The Ares 3 base is located in Acidalia Planitia, and he has to journey to the Ares 4 MAV in Schiaparelli Crater. He also goes and scavenges Pathfinder (marked) for it's comms array.
Would you tell me, please, which way I ought to go from here? asked Alice. That depends a good deal on where you want to get to. said the Cheshire cat. I don't much care where -- said Alice.

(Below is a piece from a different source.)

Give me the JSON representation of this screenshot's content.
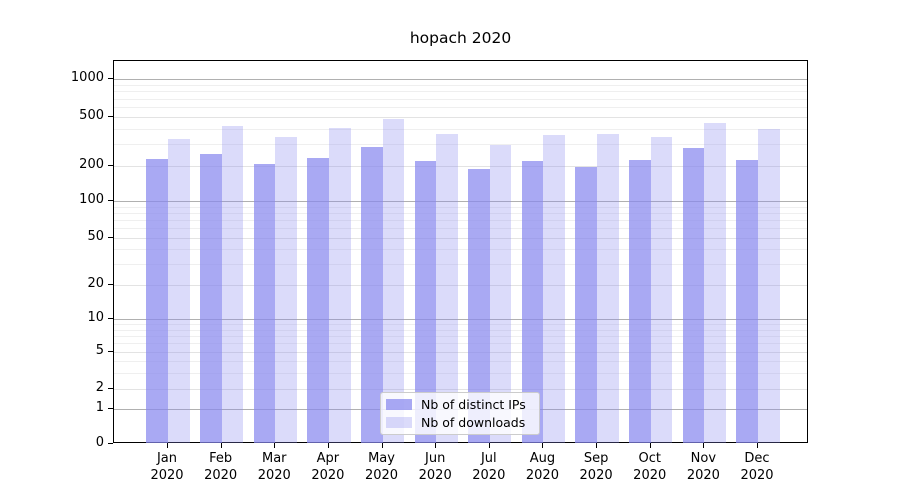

Then it doesn't matter which way you go. said the Cat. -- so long I get somewhere, Alice added as an explanation. Oh you're sure to do that, said the Cat, if you only walk long enough.
Lewis Carroll, Alice's Adventures in Wonderland
I'm pretty sure the OS already released maps of both Mars and The Moon, back in the late 70s/early 80s, because I have a copy of each somewhere in my basement of crap. I may be confusing them with McNally products; I haven't actually had mine in my hands for over three decades.
I love OS maps. I used to grab a 1:50 000 map of anywhere I worked or holidayed during my UK consulting career, just because. I used the older 1 inch to 1 mile ones too. They taught us how to read them in Geography class, and I used them in my outward bound stuff as a young teenager. For a while you could get both because there was a commitment to mapping the entire British Isles at 1 inch to 1 mile and they weren't done when the move to metric began.
I miss them. They don't have such things in the US. The nearest you can get for the detail as far as I know are military maps or forestry maps. I seriously doubt that anyone under the age of fifty could read one absent military training anyway.